Regina Stewart recently mentioned that she was looking for some good math blogs. Several comments mentioned blogs or websites that were relevant. This got me thinking: if a student was interested in a topic how do we best feed that student's interest? How do we use modern technology to do this?
I decided to create a published webpage of blog entries using Google Reader and method Will Richardson teaches and John Albright has blogged about. Google Reader allows you to "share" any entry in the Reader bin. Once the blog entry or other content is "shared" a static webpage is create with the content. The content can then be viewed like a webpage. A button for this shared content can also be placed on your website, blog, or wiki.

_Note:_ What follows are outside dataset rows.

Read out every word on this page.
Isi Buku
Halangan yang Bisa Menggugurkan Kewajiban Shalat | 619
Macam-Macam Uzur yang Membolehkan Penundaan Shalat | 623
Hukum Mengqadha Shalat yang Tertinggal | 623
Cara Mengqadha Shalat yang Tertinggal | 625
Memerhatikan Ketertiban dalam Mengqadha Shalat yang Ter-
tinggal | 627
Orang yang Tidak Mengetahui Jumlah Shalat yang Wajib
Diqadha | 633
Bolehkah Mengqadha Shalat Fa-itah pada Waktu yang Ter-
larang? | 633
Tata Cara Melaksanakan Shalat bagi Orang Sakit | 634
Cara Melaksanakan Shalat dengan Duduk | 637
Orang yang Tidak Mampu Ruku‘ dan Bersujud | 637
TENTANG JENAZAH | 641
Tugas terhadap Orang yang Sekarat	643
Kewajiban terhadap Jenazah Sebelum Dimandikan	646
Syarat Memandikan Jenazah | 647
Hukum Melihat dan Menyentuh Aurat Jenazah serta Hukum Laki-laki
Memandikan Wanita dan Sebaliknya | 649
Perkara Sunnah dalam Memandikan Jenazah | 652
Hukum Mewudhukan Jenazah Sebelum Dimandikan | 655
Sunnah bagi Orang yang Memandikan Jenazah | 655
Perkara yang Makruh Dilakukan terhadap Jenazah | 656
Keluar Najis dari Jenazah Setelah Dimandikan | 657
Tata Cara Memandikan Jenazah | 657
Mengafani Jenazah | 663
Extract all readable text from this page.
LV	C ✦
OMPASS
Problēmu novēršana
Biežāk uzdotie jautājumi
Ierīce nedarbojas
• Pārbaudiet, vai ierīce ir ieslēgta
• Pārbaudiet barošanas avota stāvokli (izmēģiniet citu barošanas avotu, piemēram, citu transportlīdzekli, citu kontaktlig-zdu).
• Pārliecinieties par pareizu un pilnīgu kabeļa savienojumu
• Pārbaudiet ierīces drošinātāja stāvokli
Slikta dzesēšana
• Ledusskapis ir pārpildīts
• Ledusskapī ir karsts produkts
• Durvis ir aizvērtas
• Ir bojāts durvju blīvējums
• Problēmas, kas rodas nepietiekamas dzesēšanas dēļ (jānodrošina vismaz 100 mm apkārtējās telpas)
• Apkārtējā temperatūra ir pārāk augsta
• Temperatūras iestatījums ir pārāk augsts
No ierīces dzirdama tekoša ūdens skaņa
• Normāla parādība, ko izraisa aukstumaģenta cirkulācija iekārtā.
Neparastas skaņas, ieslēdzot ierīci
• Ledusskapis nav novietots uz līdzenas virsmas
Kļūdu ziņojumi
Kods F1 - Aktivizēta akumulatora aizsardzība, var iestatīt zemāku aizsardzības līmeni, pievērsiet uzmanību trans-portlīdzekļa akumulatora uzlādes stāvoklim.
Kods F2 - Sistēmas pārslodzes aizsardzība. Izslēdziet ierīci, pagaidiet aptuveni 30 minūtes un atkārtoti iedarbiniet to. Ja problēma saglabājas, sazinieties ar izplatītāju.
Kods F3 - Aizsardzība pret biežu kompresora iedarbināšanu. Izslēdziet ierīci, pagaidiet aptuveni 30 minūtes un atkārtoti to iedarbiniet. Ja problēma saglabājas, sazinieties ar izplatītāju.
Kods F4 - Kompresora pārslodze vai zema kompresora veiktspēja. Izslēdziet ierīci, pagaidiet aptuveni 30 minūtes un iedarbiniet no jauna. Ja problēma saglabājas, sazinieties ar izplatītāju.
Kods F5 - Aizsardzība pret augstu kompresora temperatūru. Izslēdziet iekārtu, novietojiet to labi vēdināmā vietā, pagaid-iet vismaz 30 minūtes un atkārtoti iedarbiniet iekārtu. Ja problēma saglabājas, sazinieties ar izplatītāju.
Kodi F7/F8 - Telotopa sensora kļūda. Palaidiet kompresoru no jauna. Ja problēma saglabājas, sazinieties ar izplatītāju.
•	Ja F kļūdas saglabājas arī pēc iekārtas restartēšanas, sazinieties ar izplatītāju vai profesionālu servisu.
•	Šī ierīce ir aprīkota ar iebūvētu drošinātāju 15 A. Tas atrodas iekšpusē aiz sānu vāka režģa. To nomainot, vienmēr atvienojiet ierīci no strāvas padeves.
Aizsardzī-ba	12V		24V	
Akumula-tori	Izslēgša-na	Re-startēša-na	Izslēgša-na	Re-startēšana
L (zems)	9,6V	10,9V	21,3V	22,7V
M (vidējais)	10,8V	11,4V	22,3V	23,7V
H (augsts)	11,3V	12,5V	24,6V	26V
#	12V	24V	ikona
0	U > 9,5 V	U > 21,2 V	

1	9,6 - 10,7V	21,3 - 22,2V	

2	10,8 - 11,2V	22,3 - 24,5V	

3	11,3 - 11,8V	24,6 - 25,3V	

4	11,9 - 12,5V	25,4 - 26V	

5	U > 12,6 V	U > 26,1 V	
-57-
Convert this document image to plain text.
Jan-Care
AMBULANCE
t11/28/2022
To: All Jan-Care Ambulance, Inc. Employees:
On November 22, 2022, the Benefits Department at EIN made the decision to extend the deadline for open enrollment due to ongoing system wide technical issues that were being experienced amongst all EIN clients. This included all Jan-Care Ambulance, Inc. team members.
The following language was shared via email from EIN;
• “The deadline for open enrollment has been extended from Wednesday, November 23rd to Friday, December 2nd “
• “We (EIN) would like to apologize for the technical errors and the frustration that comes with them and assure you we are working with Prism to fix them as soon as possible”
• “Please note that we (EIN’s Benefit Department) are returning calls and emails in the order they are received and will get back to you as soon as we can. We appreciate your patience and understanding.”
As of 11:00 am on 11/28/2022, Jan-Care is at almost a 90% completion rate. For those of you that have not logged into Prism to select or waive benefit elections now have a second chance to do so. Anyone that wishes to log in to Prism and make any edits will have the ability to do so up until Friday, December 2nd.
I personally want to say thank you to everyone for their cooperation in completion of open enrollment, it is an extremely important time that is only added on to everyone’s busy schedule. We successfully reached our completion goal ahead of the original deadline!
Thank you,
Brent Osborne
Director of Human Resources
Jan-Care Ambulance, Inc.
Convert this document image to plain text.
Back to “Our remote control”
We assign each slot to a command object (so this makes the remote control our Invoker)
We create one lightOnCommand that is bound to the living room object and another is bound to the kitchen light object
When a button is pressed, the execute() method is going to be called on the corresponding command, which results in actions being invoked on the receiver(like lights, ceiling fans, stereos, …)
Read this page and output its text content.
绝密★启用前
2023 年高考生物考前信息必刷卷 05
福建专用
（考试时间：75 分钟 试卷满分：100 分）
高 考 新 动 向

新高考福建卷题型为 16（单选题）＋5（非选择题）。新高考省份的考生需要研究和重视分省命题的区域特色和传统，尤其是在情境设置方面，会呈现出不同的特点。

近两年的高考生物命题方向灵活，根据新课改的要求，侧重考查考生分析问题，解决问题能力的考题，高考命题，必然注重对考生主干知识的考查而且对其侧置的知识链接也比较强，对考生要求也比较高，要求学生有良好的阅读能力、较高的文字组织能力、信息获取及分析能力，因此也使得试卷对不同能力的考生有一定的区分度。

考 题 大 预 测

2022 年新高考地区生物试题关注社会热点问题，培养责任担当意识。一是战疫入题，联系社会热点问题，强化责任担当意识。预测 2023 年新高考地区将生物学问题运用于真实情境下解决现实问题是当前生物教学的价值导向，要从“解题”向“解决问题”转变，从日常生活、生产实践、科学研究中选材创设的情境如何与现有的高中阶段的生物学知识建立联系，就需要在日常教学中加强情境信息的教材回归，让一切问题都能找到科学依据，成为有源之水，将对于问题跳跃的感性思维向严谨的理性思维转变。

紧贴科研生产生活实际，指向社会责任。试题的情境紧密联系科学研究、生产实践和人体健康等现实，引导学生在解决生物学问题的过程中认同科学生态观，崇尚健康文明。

Here is an example using math blog content. The person publishing the content through Google Reader (me in this case) reads through the blog readers and then decides which entries are worth sharing (and presses the share button). Those shareable are automatically published to the shared website. This could be really useful for a principal or department chair to quickly and easily share relevant and previewed content with colleagues. It could also be a cool way for teachers to create shared content for students.
2 comments:
Joe, great topic. However I'm still a little confused on how you set up the share button. I'm assuming that it's on the google reader page and we use the sharred button on the upper left. But then how do we get our students to access that information? Do we send the link of the static page created or do the we have the ability to RSS that page? But if it's static can there be changes to it?
Good questions. First, the shared button is at the bottom of each article you read. Click that button for every article you think is worth sharing. After you are done reading articles and pressing "share", then click the GoogeleReader button on the upper right to go back to your main Reader page. On the upper left on the main Reader page you will see where it says" "Home", "All Items", "Starred Items", and "Shared Items". Click "Shared Items". There you will see four options: (1) a web url to share, (2) an RSS feed of your shared items, (3) email to friends, or (4) put a button on your page.
If you want students to subscribe to your shared items (or their colleagues) they will do the following: (1) get an aggregator (Google Reader is great and Bloglines just released a new version that looks sweet) and (2) paste the feed link into their aggregator. Here is my feedlink: http://www.google.com/reader/public/atom/user/02094346709579089414/state/com.google/broadcast
They can also just paste the web url and that works too.